И конца этому нет, и у всех вдруг обнаруживается смехотворная страсть к собственному телу, и все стоят перед зеркалами, трогают себя с затуманенным взглядом или с гримасой презрения, таращатся на свои тела и думают: «Кто же я?» Или же шепчут наподобие заклинания:
«Я люблю себя» или «Ненавижу тебя!»
И все только потому, что прочли такое в молодежном журнале. Что именно так нужно делать, когда ты молод: мол, нужно подружиться с собственным телом, нужно радоваться ему и учиться его понимать. А ведь такой молокосос только из тела и состоит. Ему бы с мозгами своими подружиться, пока они еще свежие. Ни у кого ведь и мысль не промелькнет, что мозг — это постороннее тело, которое не мешало бы разок ощупать. Что именно мозгу не повредили бы небольшой уход и внимание, так как иначе он начинает варить в обратную сторону, и под конец в черепушке остается только сухая веточка на месте мозгов.
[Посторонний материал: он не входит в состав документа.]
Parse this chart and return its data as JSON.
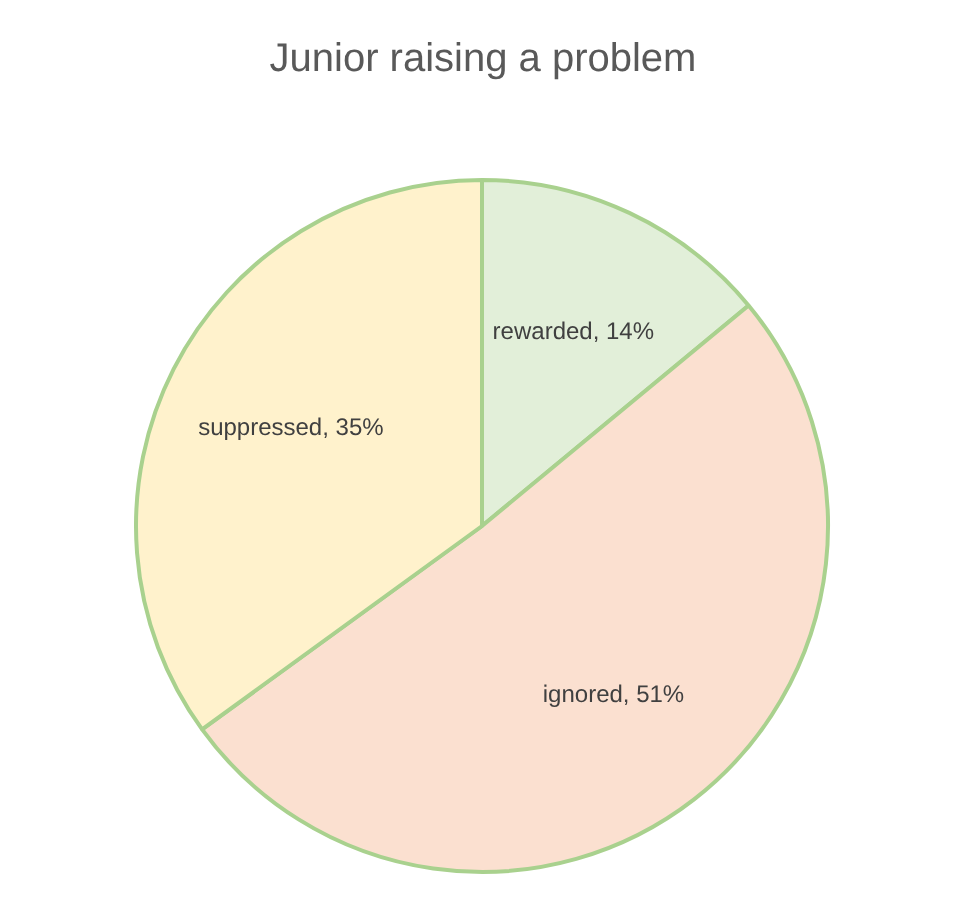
{
  "chart_data": {
    "type": "pie",
    "title": "Junior raising a problem",
    "categories": [
      "rewarded",
      "ignored",
      "suppressed"
    ],
    "values": [
      14,
      51,
      35
    ],
    "colors": [
      "#e2efd9",
      "#fbe0d0",
      "#fff2cc"
    ],
    "value_labels": [
      "14%",
      "51%",
      "35%"
    ],
    "legend": false
  }
}
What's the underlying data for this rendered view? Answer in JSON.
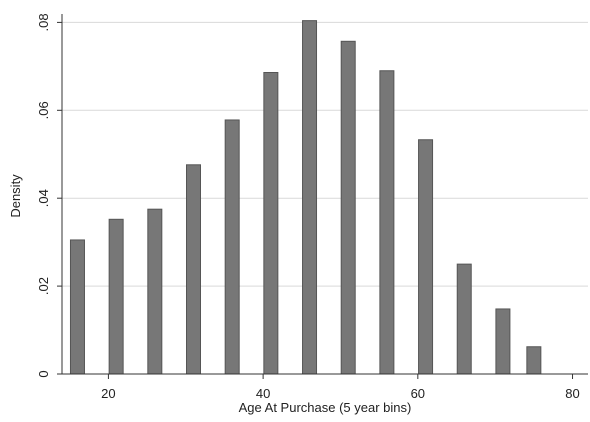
{
  "chart_data": {
    "type": "bar",
    "title": "",
    "xlabel": "Age At Purchase (5 year bins)",
    "ylabel": "Density",
    "xlim": [
      14,
      82
    ],
    "ylim": [
      0,
      0.081
    ],
    "x_ticks": [
      20,
      40,
      60,
      80
    ],
    "x_tick_labels": [
      "20",
      "40",
      "60",
      "80"
    ],
    "y_ticks": [
      0,
      0.02,
      0.04,
      0.06,
      0.08
    ],
    "y_tick_labels": [
      "0",
      ".02",
      ".04",
      ".06",
      ".08"
    ],
    "grid": "horizontal",
    "bar_color": "#777777",
    "bar_edge_color": "#555555",
    "bars": [
      {
        "x": 16.0,
        "value": 0.0305
      },
      {
        "x": 21.0,
        "value": 0.0352
      },
      {
        "x": 26.0,
        "value": 0.0375
      },
      {
        "x": 31.0,
        "value": 0.0476
      },
      {
        "x": 36.0,
        "value": 0.0578
      },
      {
        "x": 41.0,
        "value": 0.0686
      },
      {
        "x": 46.0,
        "value": 0.0804
      },
      {
        "x": 51.0,
        "value": 0.0757
      },
      {
        "x": 56.0,
        "value": 0.069
      },
      {
        "x": 61.0,
        "value": 0.0533
      },
      {
        "x": 66.0,
        "value": 0.025
      },
      {
        "x": 71.0,
        "value": 0.0148
      },
      {
        "x": 75.0,
        "value": 0.0062
      }
    ]
  }
}
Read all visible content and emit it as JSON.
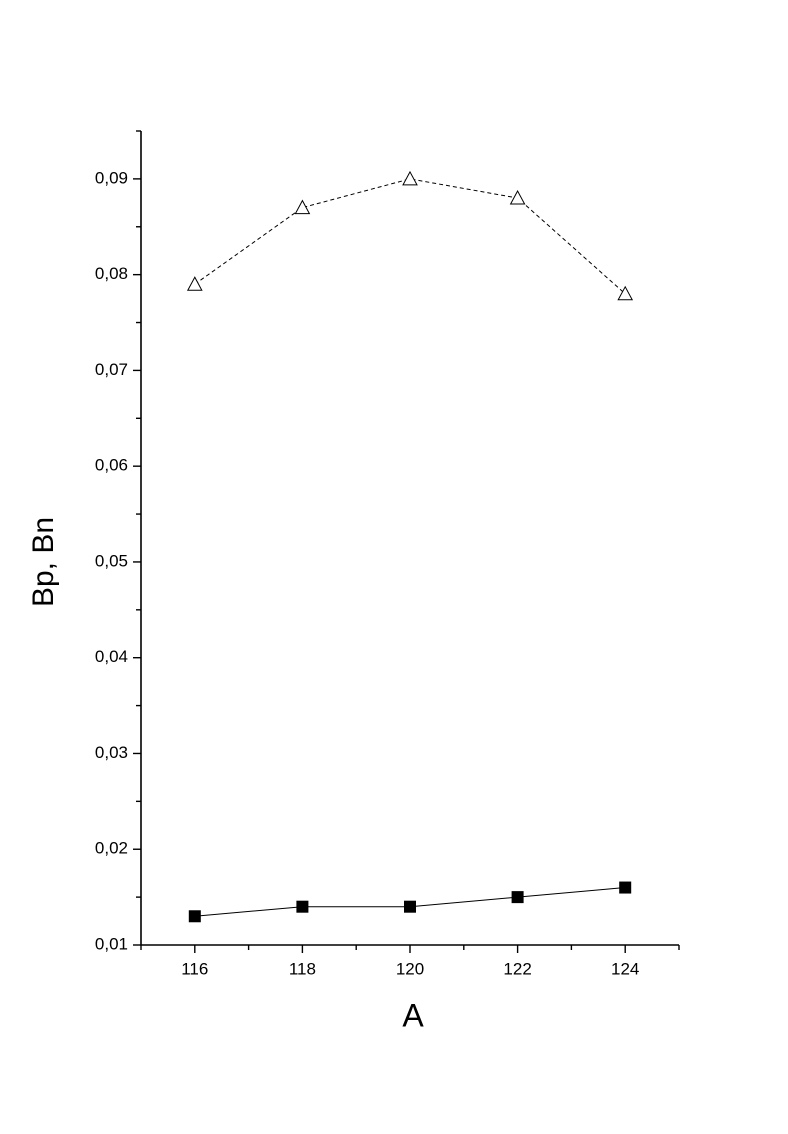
{
  "chart_data": {
    "type": "line",
    "xlabel": "A",
    "ylabel": "Bp, Bn",
    "x": [
      116,
      118,
      120,
      122,
      124
    ],
    "series": [
      {
        "name": "Bn",
        "color": "#000000",
        "marker": "open-triangle",
        "linestyle": "dashed",
        "values": [
          0.079,
          0.087,
          0.09,
          0.088,
          0.078
        ]
      },
      {
        "name": "Bp",
        "color": "#000000",
        "marker": "filled-square",
        "linestyle": "solid",
        "values": [
          0.013,
          0.014,
          0.014,
          0.015,
          0.016
        ]
      }
    ],
    "xlim": [
      115,
      125
    ],
    "xticks": [
      116,
      118,
      120,
      122,
      124
    ],
    "xminorticks": [
      115,
      117,
      119,
      121,
      123,
      125
    ],
    "ylim": [
      0.01,
      0.095
    ],
    "yticks": [
      {
        "value": 0.01,
        "label": "0,01"
      },
      {
        "value": 0.02,
        "label": "0,02"
      },
      {
        "value": 0.03,
        "label": "0,03"
      },
      {
        "value": 0.04,
        "label": "0,04"
      },
      {
        "value": 0.05,
        "label": "0,05"
      },
      {
        "value": 0.06,
        "label": "0,06"
      },
      {
        "value": 0.07,
        "label": "0,07"
      },
      {
        "value": 0.08,
        "label": "0,08"
      },
      {
        "value": 0.09,
        "label": "0,09"
      }
    ],
    "yminorticks": [
      0.015,
      0.025,
      0.035,
      0.045,
      0.055,
      0.065,
      0.075,
      0.085,
      0.095
    ],
    "grid": false
  }
}
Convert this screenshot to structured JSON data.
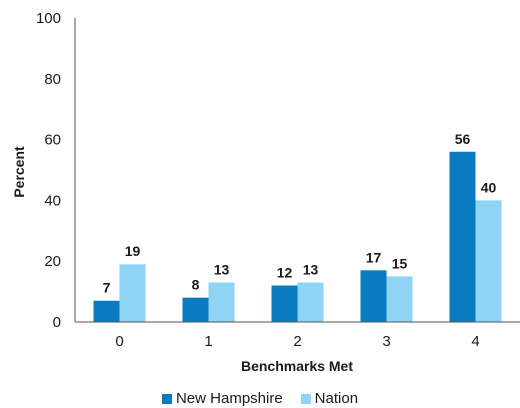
{
  "chart_data": {
    "type": "bar",
    "categories": [
      "0",
      "1",
      "2",
      "3",
      "4"
    ],
    "series": [
      {
        "name": "New Hampshire",
        "values": [
          7,
          8,
          12,
          17,
          56
        ],
        "color": "#0a7bc1"
      },
      {
        "name": "Nation",
        "values": [
          19,
          13,
          13,
          15,
          40
        ],
        "color": "#8fd3f5"
      }
    ],
    "title": "",
    "xlabel": "Benchmarks Met",
    "ylabel": "Percent",
    "ylim": [
      0,
      100
    ],
    "yticks": [
      "0",
      "20",
      "40",
      "60",
      "80",
      "100"
    ],
    "grid": false,
    "legend_position": "bottom-center"
  }
}
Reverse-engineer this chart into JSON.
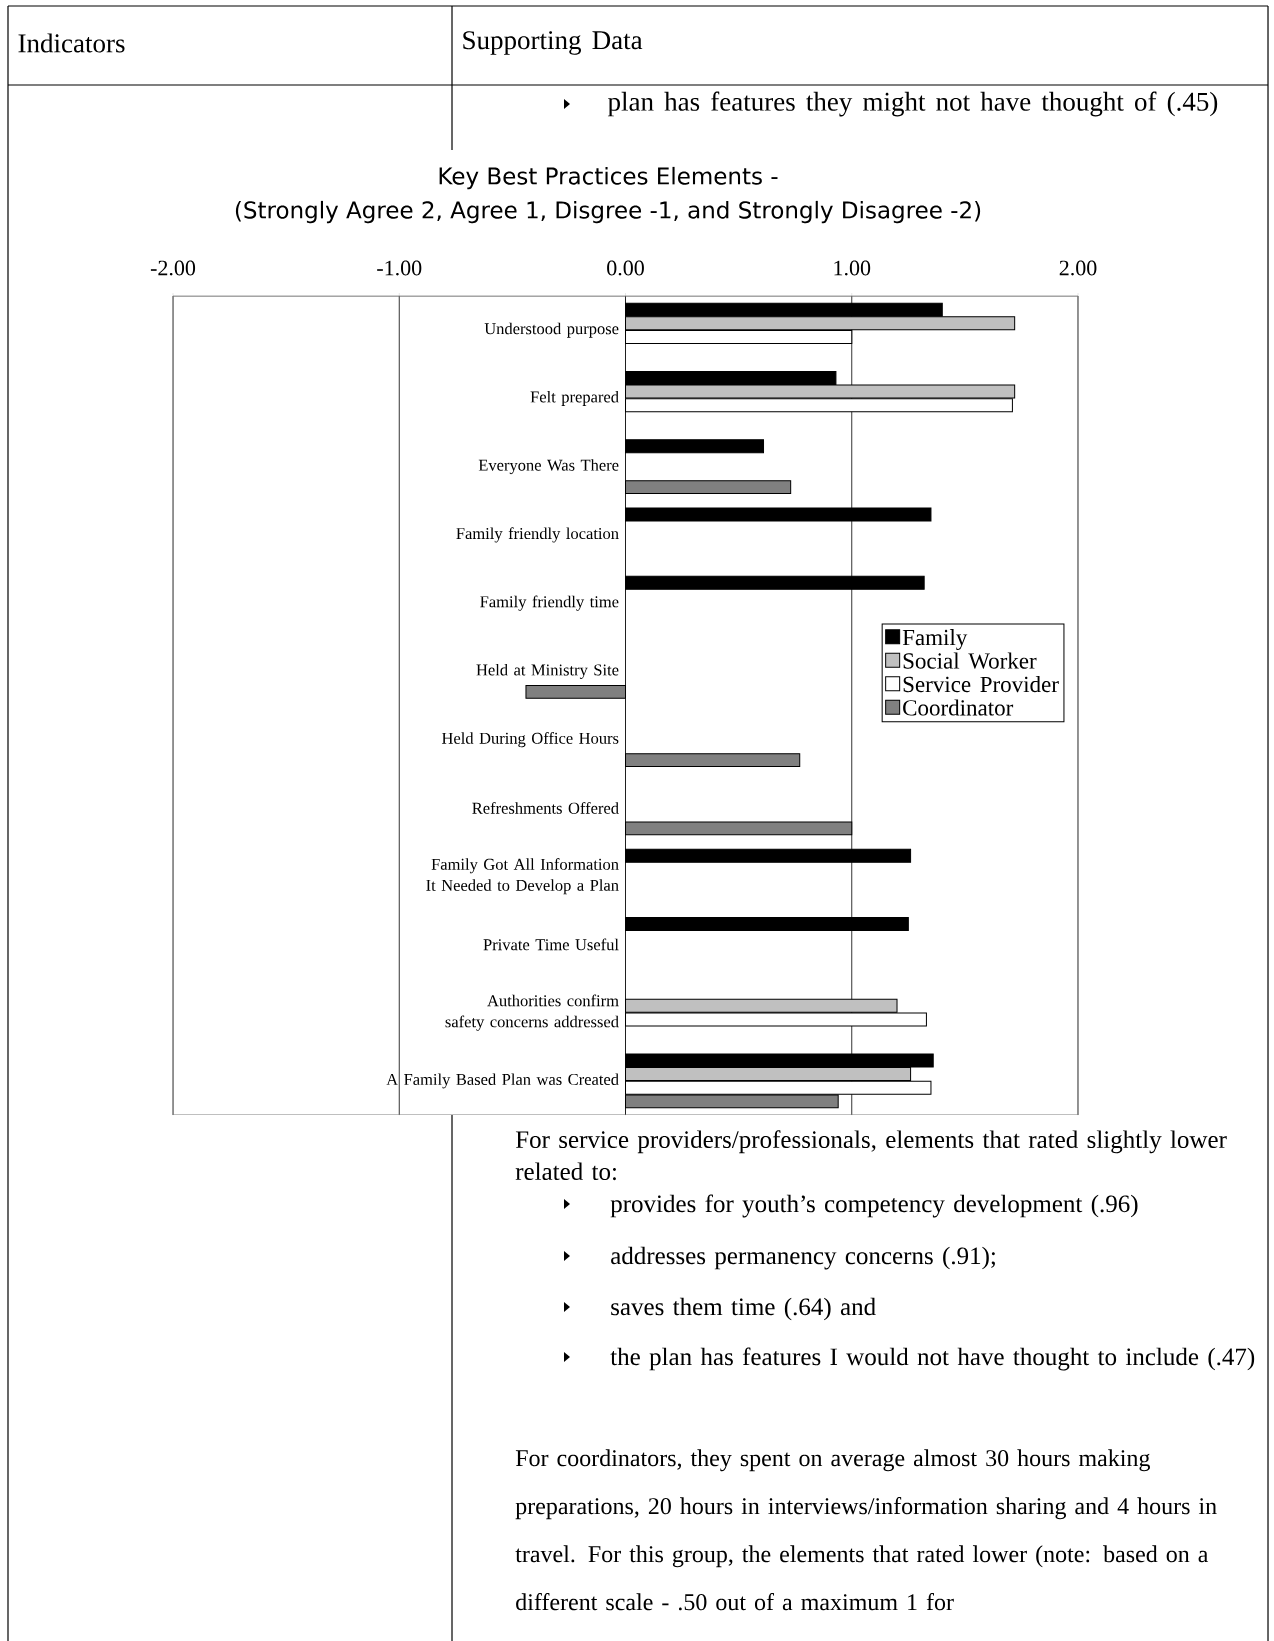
{
  "chart_data": {
    "type": "bar",
    "orientation": "horizontal",
    "title": "Key Best Practices Elements -",
    "subtitle": "(Strongly Agree 2, Agree 1, Disgree -1, and  Strongly Disagree -2)",
    "categories": [
      "Understood purpose",
      "Felt prepared",
      "Everyone Was There",
      "Family friendly location",
      "Family friendly time",
      "Held at Ministry Site",
      "Held During Office Hours",
      "Refreshments Offered",
      "Family Got All Information It Needed to Develop a Plan",
      "Private Time Useful",
      "Authorities confirm safety concerns addressed",
      "A Family Based Plan was Created"
    ],
    "series": [
      {
        "name": "Family",
        "color": "#000000",
        "values": [
          1.4,
          0.93,
          0.61,
          1.35,
          1.32,
          null,
          null,
          null,
          1.26,
          1.25,
          null,
          1.36
        ]
      },
      {
        "name": "Social Worker",
        "color": "#c0c0c0",
        "values": [
          1.72,
          1.72,
          null,
          null,
          null,
          null,
          null,
          null,
          null,
          null,
          1.2,
          1.26
        ]
      },
      {
        "name": "Service Provider",
        "color": "#ffffff",
        "values": [
          1.0,
          1.71,
          null,
          null,
          null,
          null,
          null,
          null,
          null,
          null,
          1.33,
          1.35
        ]
      },
      {
        "name": "Coordinator",
        "color": "#808080",
        "values": [
          null,
          null,
          0.73,
          null,
          null,
          -0.44,
          0.77,
          1.0,
          null,
          null,
          null,
          0.94
        ]
      }
    ],
    "xlim": [
      -2,
      2
    ],
    "xticks": [
      {
        "value": -2,
        "label": "-2.00"
      },
      {
        "value": -1,
        "label": "-1.00"
      },
      {
        "value": 0,
        "label": "0.00"
      },
      {
        "value": 1,
        "label": "1.00"
      },
      {
        "value": 2,
        "label": "2.00"
      }
    ],
    "grid": "x",
    "legend": "right",
    "annotations": [
      "Indicators",
      "Supporting Data",
      "plan has features they might not have thought of (.45)",
      "For service providers/professionals, elements that rated slightly lower related to:",
      "provides for youth’s competency development (.96)",
      "addresses permanency concerns (.91);",
      "saves them time (.64) and",
      "the plan has features I would not have thought to include (.47)",
      "For coordinators, they spent on average almost 30 hours making preparations, 20 hours in interviews/information sharing and 4 hours in travel.   For this group, the elements that rated lower (note:  based on a different scale - .50 out of a maximum 1 for"
    ]
  }
}
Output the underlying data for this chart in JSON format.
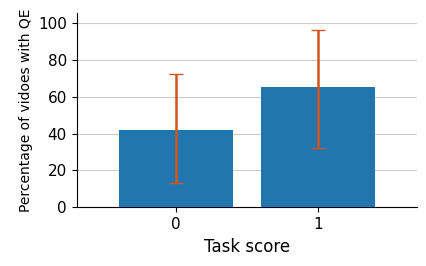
{
  "categories": [
    "0",
    "1"
  ],
  "values": [
    42,
    65
  ],
  "yerr_lower": [
    29,
    33
  ],
  "yerr_upper": [
    30,
    31
  ],
  "bar_color": "#2176AE",
  "error_color": "#D4541B",
  "xlabel": "Task score",
  "ylabel": "Percentage of vidoes with QE",
  "ylim": [
    0,
    105
  ],
  "yticks": [
    0,
    20,
    40,
    60,
    80,
    100
  ],
  "bar_width": 0.8,
  "label_fontsize": 12,
  "tick_fontsize": 11,
  "ylabel_fontsize": 10,
  "error_linewidth": 1.8,
  "error_capsize": 5,
  "grid_color": "#CCCCCC",
  "grid_linewidth": 0.8
}
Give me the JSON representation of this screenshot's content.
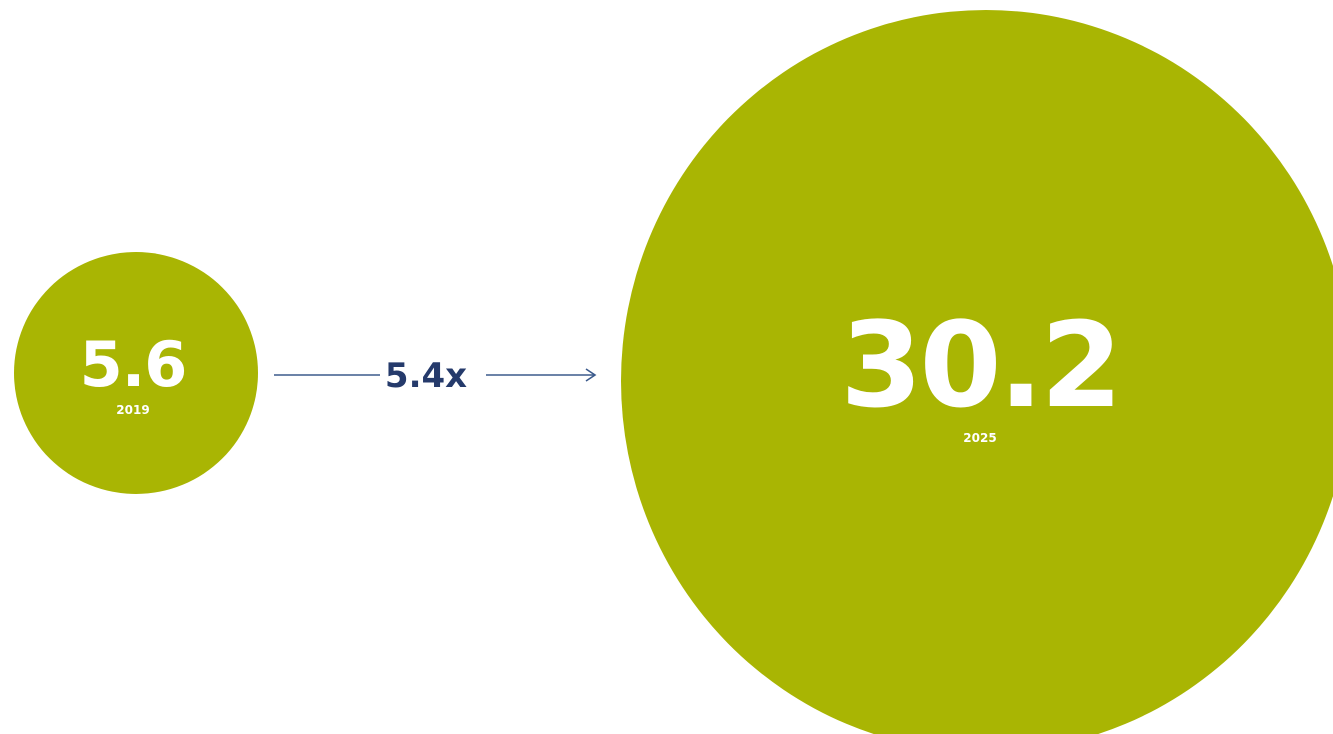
{
  "chart_data": {
    "type": "bubble",
    "title": "",
    "categories": [
      "2019",
      "2025"
    ],
    "values": [
      5.6,
      30.2
    ],
    "value_labels": [
      "5.6",
      "30.2"
    ],
    "annotation": {
      "text": "5.4x",
      "from": "2019",
      "to": "2025"
    },
    "xlabel": "",
    "ylabel": "",
    "grid": false,
    "legend": "none"
  },
  "colors": {
    "bubble": "#a9b503",
    "text_on_bubble": "#ffffff",
    "arrow": "#3b5a8c",
    "multiplier_text": "#253a6b",
    "background": "#ffffff"
  }
}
Скажу честно, я не урод, но и не сногсшибательный красавец, как предпочитают девчонки: чтобы побольше слюны на физиономии да волос на руках. Я в норме, все при мне, ничего особенного. И я не таращусь на собственное тело так, словно это кто-то другой. Предпочитаю заглядываться на понравившуюся мне девчонку. Я слежу за ее движениями, и что сейчас в виде исключения неплохо удается, так как она здесь обслуживает, а я сижу в темноте, и никто не видит, как я рассматриваю ее и потихоньку начинаю в нее влюбляться. Чувство тем более сладкое, что я безнадежно затерян в тени, и она меня не видит, а если я подойду к бару и что-нибудь закажу, она приветливо посмотрит на меня, как на любого другого, кого видит впервые. А ведь сам я знаю ее уже целых полчаса. Знаю каждое ее движение за эти тридцать минут, и лицо мое сказало бы ей: «Привет, приятно снова встретиться с вами», а ее лицо ответило бы мне: «Привет, понятия не имею, кто ты».